C’est là que les relations entre Henri Richard et Martine L. Tremblay se seraient envenimées.

«À ce moment [Henri Richard] dit clairement [à Martine L. Tremblay] qu’elle ne fait pas partie de ses plans, est-il indiqué dans la poursuite civile. Il va même jusqu’à lui mentionner qu’il demandera une modification de la loi afin d’abolir son poste si elle refuse de démissionner.»

Il lui a plus tard annoncé qu’elle était tassée des réunions avec les juges en chef et qu’elle était «dessaisie de toutes ses responsabilités à l’égard de tous les comités sur lesquels elle siège et elle qu’siégera», selon des courriels déposés en preuve.

Malgré tout, Martine L. Tremblay a refusé de démissionner.

«Je considère que ta lettre est un affront à mon autorité [...], je verrai donc à prendre les mesures qui s’imposent au moment opportun», a répondu le juge Richard.

Démission

Martine L. Tremblay estime avoir fait l’objet de «menaces à peine voilées de représailles». Elle a finalement abdiqué en mars 2024, disant au ministre de la Justice Simon Jolin-Barrette être «contrainte, afin de protéger [sa] santé, de mettre un terme à [sa] fonction de juge en chef adjointe».

Elle est depuis revenue sur le banc à entendre des causes civiles entre citoyens tout en intentant un recours civil contre le juge en chef, lui réclamant 434 225$, dont 50 000$ à titre de dommages exemplaires.

Ce dernier a répliqué en plaidant son immunité, en disant avoir agi dans le cadre de ses fonctions.
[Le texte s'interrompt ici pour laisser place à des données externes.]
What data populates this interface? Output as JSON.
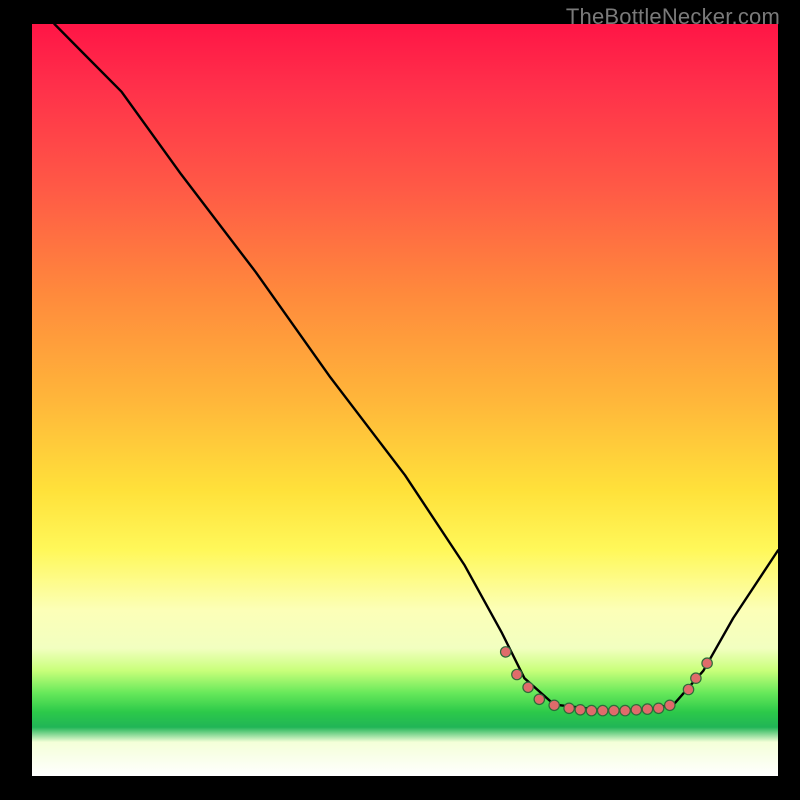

D’autant plus que, selon lui, toute l’affaire s’inscrivait dans le litige qui opposait la Cour du Québec au ministre de la Justice à propos du bilinguisme des juges.

Après analyse de toute la preuve, l’argument a été rejeté.

«Lorsque [Henri Richard] requiert la démission de [Martine L. Tremblay], il n’agit pas à l’intérieur ou même dans le cadre ou le contexte de ses fonctions judiciaires», a conclu le juge Bernard Godbout, qui a ainsi permis à la poursuite civile d’aller de l’avant.

L’affaire devrait être entendue sur le fond à une date ultérieure.